Kata Kunci: Pancasila, ideologi. pusaran, globalisasi, pergeseran nilai.
I.              PENDAHULUAN
Nilai dasar yang fundamental dalam hukum mempunyai hakikat dan kedudukan yang tetap dan tidak berubah, dalam artian bahwa dengan jalan hukum apa pun tidak mungkin lagi untuk diubah. Pembukaan UUD 1945 memuat nilai-nilai dasar yang fundamental, maka Pembukaan UUD 1945 yang di dalamnya terdapat Pancasila tidak dapat diubah secara hukum.  Apabila terjadi perubahan, berarti pembubaran Negara Proklamasi 17 Agustus 1945. Dalam pengertian seperti itulah maka dapat disimpulkan bahwa Pancasila merupakan fundamental bagi negara Indonesia, terutama dalam pelaksanaan dan penyelenggaraan negara. Sudah menjadi harga mati dan tidak dapat ditawar lagi bahwa Pancasila merupakan asas tunggal yang berlaku di negara Indonesia ini. Jangan sampai terdapat ideologi ‘tandingan’ Pancasila. Ideologi ‘tandingan’ memang secara terbuka akan sangat tidak mungkin ada, namun sedikit lambat laun dengan adanya masa keterbukaan sekarang ini, patut diwaspadai, karena perilaku sangat mungkin dapat terpengaruh ideologi-ideologi baru, dan nantinya akan mudah tertanam di masyarakat Indonesia. Oleh sebab itu Pancasila harus menjadi landasan etika dan moral, salah satunya dengan menggalakan ‘Vaksinasi Pancasila’ dengan harapan masyarakat Indonesia menjadi orang-orang berkarakter, kuat, baik secara individual maupun secara social. Vaksinasi Pancasila bertujuan untuk membentuk pribadi mereka yang berakhlak, moral dan budi pekerti yang baik.

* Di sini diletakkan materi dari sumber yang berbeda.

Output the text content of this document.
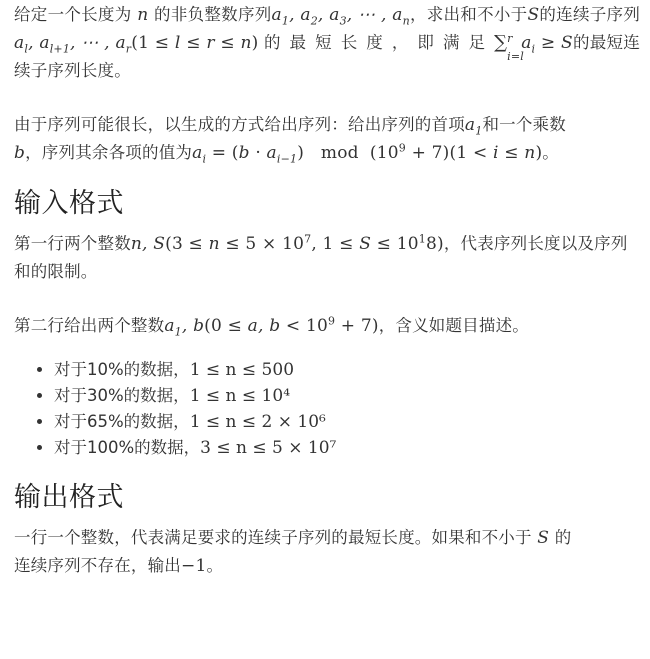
给定一个长度为 n 的非负整数序列$a_1$, $a_2$, $a_3$, ⋯ , $a_n$，求出和不小于S的连续子序列 $a_l$, $a_{l+1}$, ⋯ , $a_r(1 \le l \le r \le n)$ 的最短长度，即满足∑ r
i=l
$a_i \ge S$的最短连续子序列长度。

由于序列可能很长，以生成的方式给出序列：给出序列的首项$a_1$和一个乘数
b，序列其余各项的值为$a_i = (b \cdot a_{i-1})$   mod  $(10^9 + 7)(1 < i \le n)$。

输入格式

第一行两个整数n, $S(3 \le n \le 5 \times 10^7$, $1 \le S \le 10^18$)，代表序列长度以及序列和的限制。

第二行给出两个整数$a_1$, b(0 ≤ a, $b < 10^9 + 7$)，含义如题目描述。

• 对于10%的数据，1 ≤ n ≤ 500
• 对于30%的数据，1 ≤ n ≤ 10⁴
• 对于65%的数据，1 ≤ n ≤ 2 × 10⁶
• 对于100%的数据，3 ≤ n ≤ 5 × 10⁷
输出格式

一行一个整数，代表满足要求的连续子序列的最短长度。如果和不小于 S 的
连续序列不存在，输出−1。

Untuk bisa menanamkan ideologi Pancasila maka setidaknya ada beberapa hal yang harus dilakukan, seperti yang dijelaskan oleh Anam (2018), pertama, menginjeksi aparatur negara dan elit politik dengan budaya serta nilai-nilai Pancasila. Hal ini dilakukan untuk meminimalisir perilaku ‘klaim’ atas dirinya ‘parpol’ lebih baik daripada ‘parpol’ yang lain. Pada kenyataannya, banyak elit parpol yang ditangkap oleh Komisi Pemberantasan Korupsi (KPK) karena diduga melakukan tindak pidana korupsi dan berujung pada pemidanaan pelakunya. Begitu pula di lembaga yudisial, seperti hakim dan jaksanya yang juga ditangkap tangan oleh KPK karena diditeksi melakukan hubungan tidak wajar dengan pihak-pihak yang sedang ditangani kasusnya. Tidak kalah hebatnya lagi adalah area lembaga eksekutif seakan-akan lupa akan nasib pemilih atau konstituennya. Sehingga pengamalan Pancasila harus segera dimulai dari lembaga-lembaga pemerintahan maupun elit parpol sebagai wujud komitmen perwujudan nilai-nilai Pancasila dapat dilakukan di setiap lini kehidupan mereka masing-masing.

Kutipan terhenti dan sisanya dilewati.